Having validated the compatibility of the assay for HTS, we next conducted a pilot screen. As our previous work has verified the ability of acrylamide-containing molecules to inhibit DHHC family proteins, we screened a library of 1687 acrylamide-containing compounds in a 384-well plate format at a fixed concentration of 25 μM, with CMA and 2BP as positive controls (Figure A). With a threshold set for inhibition of 50% or more at 25 μM, we found that none of the molecules in this library exhibited inhibitory activity, even while CMA and 2BP both displayed over 70% inhibition of zDHHC20. These same results were observed when screening a subset of the library using the FP-based acyl-cLIP assay, wherein the library compounds demonstrated ≤20% inhibition, while CMA and 2BP abrogated zDHHC20 activity (see Figure S8 in the Supporting Information). These data—detection of inhibiting and noninhibiting compounds—confirm the suitability of this assay as a high-throughput method to identify DHHC inhibitors.

Figure 3

Screen of an acrylamide library against zDHHC20. A 1687-member acrylamide library was screened against zDHHC20 using PTP-2, with CMA and 2BP included as positive controls. Data are presented as the mean ± standard deviation (n = 2). Hits were defined as inhibiting enzyme activity by at least 50% at 25 μM (dotted line).

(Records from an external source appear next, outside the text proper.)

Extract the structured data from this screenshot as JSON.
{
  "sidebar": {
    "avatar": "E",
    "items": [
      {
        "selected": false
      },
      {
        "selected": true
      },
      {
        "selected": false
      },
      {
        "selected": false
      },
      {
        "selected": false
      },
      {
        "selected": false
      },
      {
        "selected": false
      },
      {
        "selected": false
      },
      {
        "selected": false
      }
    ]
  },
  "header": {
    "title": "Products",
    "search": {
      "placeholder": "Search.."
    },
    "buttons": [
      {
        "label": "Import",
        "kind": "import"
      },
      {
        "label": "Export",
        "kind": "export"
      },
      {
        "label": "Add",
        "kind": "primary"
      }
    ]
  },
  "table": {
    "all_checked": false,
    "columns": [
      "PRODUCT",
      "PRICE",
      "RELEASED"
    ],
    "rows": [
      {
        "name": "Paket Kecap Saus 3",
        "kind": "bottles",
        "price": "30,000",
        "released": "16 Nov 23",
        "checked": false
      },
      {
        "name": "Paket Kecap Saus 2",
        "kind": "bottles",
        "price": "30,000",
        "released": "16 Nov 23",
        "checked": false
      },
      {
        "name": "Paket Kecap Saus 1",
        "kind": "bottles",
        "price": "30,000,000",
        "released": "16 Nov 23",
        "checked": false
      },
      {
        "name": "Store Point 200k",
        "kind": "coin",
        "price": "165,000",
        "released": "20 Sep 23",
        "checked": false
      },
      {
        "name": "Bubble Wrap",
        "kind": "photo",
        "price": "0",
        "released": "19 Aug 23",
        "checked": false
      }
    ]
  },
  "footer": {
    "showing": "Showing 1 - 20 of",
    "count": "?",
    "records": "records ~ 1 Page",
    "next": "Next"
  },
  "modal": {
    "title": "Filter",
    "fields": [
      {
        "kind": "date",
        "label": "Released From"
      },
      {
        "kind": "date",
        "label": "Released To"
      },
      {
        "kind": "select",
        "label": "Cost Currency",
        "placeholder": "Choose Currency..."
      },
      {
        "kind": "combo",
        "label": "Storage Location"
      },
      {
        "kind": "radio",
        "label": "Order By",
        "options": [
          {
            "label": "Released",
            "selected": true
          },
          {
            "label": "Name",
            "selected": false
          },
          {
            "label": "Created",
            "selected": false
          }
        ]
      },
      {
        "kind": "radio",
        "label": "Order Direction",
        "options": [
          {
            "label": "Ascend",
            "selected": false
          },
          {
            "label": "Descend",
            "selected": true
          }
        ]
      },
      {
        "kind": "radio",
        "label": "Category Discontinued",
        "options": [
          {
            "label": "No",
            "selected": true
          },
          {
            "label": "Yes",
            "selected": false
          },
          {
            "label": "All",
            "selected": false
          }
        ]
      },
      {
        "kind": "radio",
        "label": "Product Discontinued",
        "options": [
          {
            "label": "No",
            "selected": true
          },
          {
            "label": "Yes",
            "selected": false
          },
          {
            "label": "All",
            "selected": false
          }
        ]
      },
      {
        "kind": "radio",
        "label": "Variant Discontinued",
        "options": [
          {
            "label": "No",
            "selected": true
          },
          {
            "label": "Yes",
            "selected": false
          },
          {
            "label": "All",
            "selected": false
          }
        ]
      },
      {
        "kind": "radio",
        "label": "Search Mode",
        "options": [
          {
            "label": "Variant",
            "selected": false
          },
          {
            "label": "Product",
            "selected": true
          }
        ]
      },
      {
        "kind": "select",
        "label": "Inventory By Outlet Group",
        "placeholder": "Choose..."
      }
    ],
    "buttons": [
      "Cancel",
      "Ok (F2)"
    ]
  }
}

The increasing awareness of the importance of DHHC activity in both health and disease underscores the need for chemical inhibitors to probe the biology and therapeutic potential of these targets. However, the development of inhibitors is hindered by the limitations of current biochemical assays for DHHC activity. In this Letter, we introduce a fluorescence-based assay for DHHC activity based on CoA substrate mimetics—a rare small molecule-based assay for a PTM writer protein. Using in silico modeling as a guide, we rationally designed a panel of pro-fluorescent PTPs that capitalize on DHHC recognition of palmitoyl-CoA during the autoacylation step of its catalytic cycle, uncaging the probe and providing a turn-on fluorescent readout of DHHC activity. The flexible and modular synthesis of the PTPs suggests that the PTP library could be easily expanded to other DHHC family members and even adapted to other transferases, such as N-myristoyltransferase family proteins (NMTs). We demonstrate that this assay is amenable to high throughput screening of DHHC inhibitors based on the fluorescence readout, reagent cost and quantity, and excellent Z′-factors for three DHHC protein family members (0.77–0.84). However, although PTP screening demands less-purified DHHC protein than published assays, it is still limited by the fact that only a handful of these transmembrane proteins have been purified.

In summary, we have established PTPs as pro-fluorescent substrate mimetics for DHHC family proteins that provide a readout of DHHC activity in vitro. As a proof-of-concept for HTS, we used the PTP-based fluorescence assay to screen 1687 acrylamide-based molecules against zDHHC20 in a 384-well plate format. While no potent, nonlipidic compounds were identified in this pilot screen, we anticipate that a larger HTS has the potential to identify more druglike, and perhaps isoform-selective, DHHC inhibitors.